If a year ago you told me I’ve be playing a morbidly obese, 600-pound, gay online tutor, I’d say, “Yeah, right.” That was a very special play.
And I would guess being in that fat suit was a feat as well.
Yeah, I lost about 23 pounds. It was the strangest weight-loss program ever.
If you weren’t an actor, what would you be?
Honestly, I could not tell you. I was raised on the stage. I was an athlete in college, so I’d probably be involved in some sort of sport. But in terms of another profession, I never thought of being anything else.
Are you a sports fan?
One of the big draws of working on Broadway is the Broadway Show League’s softball team. All the old glory-day athletes who have bad knees and shoulders, they go back to the field and think they’re back in college. I’m looking forward to our No Man’s Land and Godot softball team.
Between the four of you, who would win?
Oh, no question, I think Briggs would take it. Billy Crudup is great out there, though, I’ve played golf with him. But I don’t know; we all need to get to know each other better. They might have secrets that I don’t know about.
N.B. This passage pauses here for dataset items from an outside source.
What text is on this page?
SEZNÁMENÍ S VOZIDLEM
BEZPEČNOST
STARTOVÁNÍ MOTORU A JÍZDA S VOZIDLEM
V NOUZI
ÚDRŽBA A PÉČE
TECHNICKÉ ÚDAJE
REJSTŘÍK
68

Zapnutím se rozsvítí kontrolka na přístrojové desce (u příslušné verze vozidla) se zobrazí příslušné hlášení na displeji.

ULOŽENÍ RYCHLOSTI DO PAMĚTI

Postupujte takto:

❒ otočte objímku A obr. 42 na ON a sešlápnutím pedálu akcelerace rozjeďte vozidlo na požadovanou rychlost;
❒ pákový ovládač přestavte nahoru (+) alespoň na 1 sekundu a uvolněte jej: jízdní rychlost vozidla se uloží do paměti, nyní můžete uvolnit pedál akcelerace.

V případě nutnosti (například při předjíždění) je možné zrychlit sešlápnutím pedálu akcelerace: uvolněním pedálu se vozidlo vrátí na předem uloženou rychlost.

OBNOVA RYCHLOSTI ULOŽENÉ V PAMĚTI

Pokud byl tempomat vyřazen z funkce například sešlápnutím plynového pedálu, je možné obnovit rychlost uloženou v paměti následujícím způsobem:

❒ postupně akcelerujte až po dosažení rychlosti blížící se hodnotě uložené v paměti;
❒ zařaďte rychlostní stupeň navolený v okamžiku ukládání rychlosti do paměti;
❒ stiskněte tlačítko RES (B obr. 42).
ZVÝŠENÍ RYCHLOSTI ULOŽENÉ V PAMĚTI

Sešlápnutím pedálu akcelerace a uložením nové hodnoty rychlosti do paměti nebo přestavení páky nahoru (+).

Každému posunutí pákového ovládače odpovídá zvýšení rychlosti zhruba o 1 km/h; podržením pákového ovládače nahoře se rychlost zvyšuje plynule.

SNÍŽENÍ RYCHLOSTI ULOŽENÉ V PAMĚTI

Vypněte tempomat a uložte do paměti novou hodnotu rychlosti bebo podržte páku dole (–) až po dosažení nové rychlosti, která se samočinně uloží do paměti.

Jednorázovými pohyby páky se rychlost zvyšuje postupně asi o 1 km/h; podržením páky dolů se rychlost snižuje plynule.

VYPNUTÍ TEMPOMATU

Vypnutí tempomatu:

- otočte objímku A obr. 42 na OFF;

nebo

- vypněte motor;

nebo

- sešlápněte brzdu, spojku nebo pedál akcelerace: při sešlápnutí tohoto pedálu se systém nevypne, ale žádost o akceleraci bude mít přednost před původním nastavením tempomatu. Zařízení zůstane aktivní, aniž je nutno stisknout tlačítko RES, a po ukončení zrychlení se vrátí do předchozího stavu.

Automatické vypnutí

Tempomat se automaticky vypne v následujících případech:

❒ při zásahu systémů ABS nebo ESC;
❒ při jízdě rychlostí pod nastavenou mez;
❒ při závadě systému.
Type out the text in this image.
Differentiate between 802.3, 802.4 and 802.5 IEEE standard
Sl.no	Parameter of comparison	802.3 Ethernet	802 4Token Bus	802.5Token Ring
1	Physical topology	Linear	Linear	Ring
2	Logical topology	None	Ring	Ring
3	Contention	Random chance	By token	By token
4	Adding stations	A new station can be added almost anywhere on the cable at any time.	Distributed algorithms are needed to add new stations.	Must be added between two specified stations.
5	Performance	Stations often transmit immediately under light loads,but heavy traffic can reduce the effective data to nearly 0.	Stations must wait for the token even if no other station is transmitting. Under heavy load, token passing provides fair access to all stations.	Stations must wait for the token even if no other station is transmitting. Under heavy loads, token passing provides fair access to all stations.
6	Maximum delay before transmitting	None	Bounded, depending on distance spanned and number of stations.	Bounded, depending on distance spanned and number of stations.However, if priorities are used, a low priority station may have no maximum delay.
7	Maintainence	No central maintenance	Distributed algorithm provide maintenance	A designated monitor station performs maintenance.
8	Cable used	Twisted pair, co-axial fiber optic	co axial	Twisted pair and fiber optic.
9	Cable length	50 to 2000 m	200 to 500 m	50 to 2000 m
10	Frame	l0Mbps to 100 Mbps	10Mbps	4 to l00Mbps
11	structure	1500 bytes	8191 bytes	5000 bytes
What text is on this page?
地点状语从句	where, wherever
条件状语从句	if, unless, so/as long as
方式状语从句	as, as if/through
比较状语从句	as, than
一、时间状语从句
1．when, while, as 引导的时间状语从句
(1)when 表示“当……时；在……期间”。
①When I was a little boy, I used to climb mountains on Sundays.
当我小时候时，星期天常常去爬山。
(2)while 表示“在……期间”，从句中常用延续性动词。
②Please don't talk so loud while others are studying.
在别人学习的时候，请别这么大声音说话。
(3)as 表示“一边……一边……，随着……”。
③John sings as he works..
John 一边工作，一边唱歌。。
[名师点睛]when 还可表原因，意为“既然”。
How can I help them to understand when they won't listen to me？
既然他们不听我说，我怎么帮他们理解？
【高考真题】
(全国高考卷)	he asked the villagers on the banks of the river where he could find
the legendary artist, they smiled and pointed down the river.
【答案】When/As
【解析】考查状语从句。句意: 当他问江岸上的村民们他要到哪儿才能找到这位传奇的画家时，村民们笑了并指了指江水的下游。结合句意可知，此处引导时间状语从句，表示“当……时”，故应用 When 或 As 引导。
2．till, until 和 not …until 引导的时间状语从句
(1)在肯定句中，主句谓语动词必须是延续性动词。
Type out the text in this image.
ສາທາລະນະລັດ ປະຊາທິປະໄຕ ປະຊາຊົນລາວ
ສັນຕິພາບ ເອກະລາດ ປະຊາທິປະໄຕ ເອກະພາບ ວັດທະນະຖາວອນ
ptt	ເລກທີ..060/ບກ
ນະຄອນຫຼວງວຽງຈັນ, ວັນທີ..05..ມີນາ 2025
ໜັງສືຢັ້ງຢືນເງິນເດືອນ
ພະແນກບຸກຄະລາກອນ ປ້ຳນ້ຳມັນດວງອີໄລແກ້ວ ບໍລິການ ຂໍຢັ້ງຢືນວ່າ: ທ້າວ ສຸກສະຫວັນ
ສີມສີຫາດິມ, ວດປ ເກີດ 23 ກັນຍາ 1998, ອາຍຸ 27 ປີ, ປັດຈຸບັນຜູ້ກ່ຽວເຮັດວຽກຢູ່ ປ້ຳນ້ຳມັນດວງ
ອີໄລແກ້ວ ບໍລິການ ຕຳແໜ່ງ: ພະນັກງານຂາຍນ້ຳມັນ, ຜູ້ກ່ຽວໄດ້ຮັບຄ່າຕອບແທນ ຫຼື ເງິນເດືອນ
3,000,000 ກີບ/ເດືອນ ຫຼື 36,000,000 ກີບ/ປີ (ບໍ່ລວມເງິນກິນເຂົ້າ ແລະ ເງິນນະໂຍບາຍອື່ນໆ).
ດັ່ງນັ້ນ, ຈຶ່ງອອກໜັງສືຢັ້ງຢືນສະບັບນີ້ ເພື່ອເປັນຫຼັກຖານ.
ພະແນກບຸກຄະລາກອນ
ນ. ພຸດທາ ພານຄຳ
I got to meet Ian and Patrick at the [Broadway] opening of Breakfast at Tiffany’s—there’s a creative energy to those guys. For lack of a better term, they have such a twinkle in their eyes. You see it and it’s contagious.
It’s not theatre if…
…it isn’t in the moment. It is real theatre if you rehearse, you rehearse, you rehearse—and when it comes time to be in the show, it’s like you’re in it for the first time. And when that happens, man, watch out!